Somerset – Tax Court of Canada finds that a pre-1972 corp did not accomplish any substantive CCPC planning by continuing to BVI before a sale (otherwise, DAC would apply)
The taxpayer, which had been a B.C. corporation and a Canadian resident since its incorporation in 1943, sought to cease being a “Canadian corporation” as defined in s. 89(1) and, thus, to cease qualifying as a CCPC at the time of closing the sale of two Vancouver real estate properties. To this end, it continued to the British Virgin Islands (“BVI”) shortly before such closing, so that it treated the taxable capital gain of $16 million realized on such disposition as not being subject to refundable tax under s. 123.3 and as being eligible for the general rate reduction under s. 123.4.
The definition of "Canadian corporation" at any time referred to a corporation resident in Canada that was:
(a) incorporated in Canada, or
(b) resident in Canada throughout the period that began on June 18, 1971, and that end[ed] at that time.
Para. (a) was not satisfied since, by virtue of the continuance, it was deemed by s. 250(5.1)(a) to have been incorporated in BVI. Although it satisfied para. (b) on a literal basis since it had been continuously resident in Canada, MacPhee J adopted the interpretation in inter alia Saipem that para. (b) would apply only to a corporation not incorporated in Canada. However, s. 250(5.1)(a) deemed the taxpayer to have been incorporated in the BVI for most purposes including para. (b), so that at the disposition time it qualified as a Canadian corporation and, thus, as a CCPC.
If the taxpayer nonetheless had succeeded in ceasing to be a CCPC, then applying DAC, this would have resulted in an abuse of ss. 123.3, 123.4, and 250(5.1) for GAAR purposes. In rejecting the taxpayer's argument that there was no abuse because there was a reasonable alternative transaction—namely, that the taxpayer could have been incorporated in BVI and thereby avoided the tax under s. 123.3 -- MacPhee J accepted the Crown's submission that the alternative transaction must be one that is contemporaneous with the transaction actually undertaken.
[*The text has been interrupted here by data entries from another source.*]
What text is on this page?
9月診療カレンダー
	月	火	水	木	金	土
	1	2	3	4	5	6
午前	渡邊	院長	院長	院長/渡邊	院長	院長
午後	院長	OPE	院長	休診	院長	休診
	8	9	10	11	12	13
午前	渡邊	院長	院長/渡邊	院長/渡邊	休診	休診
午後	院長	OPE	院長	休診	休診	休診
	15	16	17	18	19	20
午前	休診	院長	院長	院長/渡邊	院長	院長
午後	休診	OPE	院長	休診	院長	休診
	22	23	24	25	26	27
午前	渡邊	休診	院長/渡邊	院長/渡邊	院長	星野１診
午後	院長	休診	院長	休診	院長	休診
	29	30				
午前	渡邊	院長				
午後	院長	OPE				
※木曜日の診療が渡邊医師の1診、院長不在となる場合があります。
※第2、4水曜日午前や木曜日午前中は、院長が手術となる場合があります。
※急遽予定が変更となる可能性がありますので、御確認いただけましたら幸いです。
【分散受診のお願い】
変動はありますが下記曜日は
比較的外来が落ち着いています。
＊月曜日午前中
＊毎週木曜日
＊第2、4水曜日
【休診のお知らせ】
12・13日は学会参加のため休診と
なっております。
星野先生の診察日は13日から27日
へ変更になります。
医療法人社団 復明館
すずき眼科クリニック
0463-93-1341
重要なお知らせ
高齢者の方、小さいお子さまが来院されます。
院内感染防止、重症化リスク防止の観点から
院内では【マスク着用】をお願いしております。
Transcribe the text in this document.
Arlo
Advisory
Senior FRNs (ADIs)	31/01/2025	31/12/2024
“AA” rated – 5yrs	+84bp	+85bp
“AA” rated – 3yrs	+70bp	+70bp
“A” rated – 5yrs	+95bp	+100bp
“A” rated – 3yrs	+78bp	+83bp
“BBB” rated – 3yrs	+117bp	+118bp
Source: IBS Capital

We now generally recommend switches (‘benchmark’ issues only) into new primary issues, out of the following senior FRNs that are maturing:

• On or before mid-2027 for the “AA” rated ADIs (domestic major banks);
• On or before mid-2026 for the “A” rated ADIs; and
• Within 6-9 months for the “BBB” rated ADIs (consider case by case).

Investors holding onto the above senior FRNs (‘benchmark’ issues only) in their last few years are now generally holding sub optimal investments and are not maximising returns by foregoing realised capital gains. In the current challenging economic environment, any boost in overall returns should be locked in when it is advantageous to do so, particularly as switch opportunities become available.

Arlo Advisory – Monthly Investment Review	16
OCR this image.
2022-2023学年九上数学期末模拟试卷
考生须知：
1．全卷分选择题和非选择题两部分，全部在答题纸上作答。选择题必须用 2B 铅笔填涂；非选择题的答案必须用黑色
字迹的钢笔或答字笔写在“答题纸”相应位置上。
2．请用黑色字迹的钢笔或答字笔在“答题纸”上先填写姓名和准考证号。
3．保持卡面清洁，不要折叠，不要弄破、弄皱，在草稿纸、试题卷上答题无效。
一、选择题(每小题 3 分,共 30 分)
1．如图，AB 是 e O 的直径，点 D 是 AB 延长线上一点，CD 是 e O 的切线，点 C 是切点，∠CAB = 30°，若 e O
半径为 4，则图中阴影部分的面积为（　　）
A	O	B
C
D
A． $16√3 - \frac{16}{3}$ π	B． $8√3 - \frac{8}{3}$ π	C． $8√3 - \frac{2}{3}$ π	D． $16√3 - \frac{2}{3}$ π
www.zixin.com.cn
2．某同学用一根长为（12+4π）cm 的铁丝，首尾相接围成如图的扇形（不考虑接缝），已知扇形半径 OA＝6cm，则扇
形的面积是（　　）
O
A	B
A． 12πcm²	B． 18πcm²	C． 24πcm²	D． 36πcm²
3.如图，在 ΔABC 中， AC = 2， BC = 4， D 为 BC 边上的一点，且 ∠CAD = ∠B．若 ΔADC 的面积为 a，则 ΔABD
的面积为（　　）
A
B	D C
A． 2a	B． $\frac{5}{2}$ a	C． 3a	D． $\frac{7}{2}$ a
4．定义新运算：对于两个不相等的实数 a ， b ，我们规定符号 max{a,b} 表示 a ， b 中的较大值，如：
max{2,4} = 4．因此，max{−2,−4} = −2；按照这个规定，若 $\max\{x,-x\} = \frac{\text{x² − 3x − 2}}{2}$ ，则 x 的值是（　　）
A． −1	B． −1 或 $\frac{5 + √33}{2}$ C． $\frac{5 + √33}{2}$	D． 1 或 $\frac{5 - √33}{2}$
Furthermore, the alternative transaction also did not satisfy a requirement, under the five-part test in 3295940 Canada Inc., that it produce tax consequences approximately as favourable as the series at issue. In particular, since under this scenario the taxpayer in fact had been incorporated in BVI and was continuously resident in Canada, it would be a “Canadian corporation” under para. (b) of the definition.
Neal Armstrong. Summaries of Somerset Limited v. The King, 2026 TCC 123 under s. 89(1) – Canadian corporation and s. 245(4).